Higher insulin levels lead adipose tissue to store more fats. Somatotropin — human growth hormone — stimulates the release of fats and increases their metabolism.
Glucose (blood sugar) regulation
The major hormone regulating blood sugar is insulin, which has a whole raft of different effects:
- it leads muscle tissue to absorb glucose for energy.
- it leads adipose tissue to convert glucose to triglycerides and store them as fat.
- it leads the liver to store glucose in the form of glycogen, and inhibits the liver from releasing glucose (gluconeogenesis).
- it enhances learning and memory.
- it increases stomach acidity.
There are several different disorders of insulin regulation. Of course, there’s type 1 diabetes, in which the pancreas just stops producing insulin. This is characterized by weight loss and extreme thirst and urination; the body can’t store glucose as fats, and then has to try to get rid of the excess glucose through the kidneys.

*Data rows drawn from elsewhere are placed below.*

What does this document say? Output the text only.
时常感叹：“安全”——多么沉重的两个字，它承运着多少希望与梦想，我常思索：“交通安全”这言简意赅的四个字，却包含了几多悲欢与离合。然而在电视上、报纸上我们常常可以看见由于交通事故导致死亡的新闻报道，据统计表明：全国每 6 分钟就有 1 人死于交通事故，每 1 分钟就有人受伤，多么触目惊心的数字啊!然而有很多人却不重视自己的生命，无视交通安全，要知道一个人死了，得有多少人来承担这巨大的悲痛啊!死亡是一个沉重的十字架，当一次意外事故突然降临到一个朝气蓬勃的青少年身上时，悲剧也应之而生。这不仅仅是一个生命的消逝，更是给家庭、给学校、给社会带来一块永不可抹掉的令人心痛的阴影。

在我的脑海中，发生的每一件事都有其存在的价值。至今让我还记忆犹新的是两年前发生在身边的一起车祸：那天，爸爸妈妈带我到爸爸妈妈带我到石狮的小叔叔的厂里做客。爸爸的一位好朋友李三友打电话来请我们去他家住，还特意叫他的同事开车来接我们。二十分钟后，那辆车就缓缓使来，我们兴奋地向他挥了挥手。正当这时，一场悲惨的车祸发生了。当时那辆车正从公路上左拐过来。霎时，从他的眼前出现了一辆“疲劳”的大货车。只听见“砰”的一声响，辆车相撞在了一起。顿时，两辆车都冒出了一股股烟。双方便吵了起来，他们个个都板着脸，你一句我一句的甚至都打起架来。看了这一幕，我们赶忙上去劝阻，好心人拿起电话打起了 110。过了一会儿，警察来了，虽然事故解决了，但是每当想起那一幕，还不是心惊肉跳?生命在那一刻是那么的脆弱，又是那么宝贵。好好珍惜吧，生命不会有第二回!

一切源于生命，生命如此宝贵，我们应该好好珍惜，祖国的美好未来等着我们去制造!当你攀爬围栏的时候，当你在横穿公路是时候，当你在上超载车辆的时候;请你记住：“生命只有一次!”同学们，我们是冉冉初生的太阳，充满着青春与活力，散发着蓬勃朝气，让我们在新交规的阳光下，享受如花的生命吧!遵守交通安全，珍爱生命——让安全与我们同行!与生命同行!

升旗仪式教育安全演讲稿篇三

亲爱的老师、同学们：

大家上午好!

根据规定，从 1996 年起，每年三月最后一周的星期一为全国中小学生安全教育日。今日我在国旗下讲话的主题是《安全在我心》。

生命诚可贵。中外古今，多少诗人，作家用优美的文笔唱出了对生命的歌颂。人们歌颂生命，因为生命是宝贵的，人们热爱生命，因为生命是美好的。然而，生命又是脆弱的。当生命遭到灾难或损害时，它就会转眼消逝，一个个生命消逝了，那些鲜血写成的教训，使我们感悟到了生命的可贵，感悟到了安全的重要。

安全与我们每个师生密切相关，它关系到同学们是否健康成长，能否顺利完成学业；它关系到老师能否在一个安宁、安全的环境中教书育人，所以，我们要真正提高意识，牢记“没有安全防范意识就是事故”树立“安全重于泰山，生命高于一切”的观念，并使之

A second disorder is type 2 diabetes, where the body becomes insensitive to insulin, so more insulin is produced. This one leads to weight gain, as the adipose tissue responds to high insulin levels by doing their job — storing glucose as fat.
A not very well known third type is called latent autoimmune diabetes, sometimes called “diabetes type 1.5.” For unclear reasons, some people basically have the same syndrome as type 1, where the cells that produce insulin disappear, but this happens slowly and progressively, instead of acutely. This causes chronic mild high blood sugar, with a whole bunch of bad effects, but often goes misdiagnosed as type 2.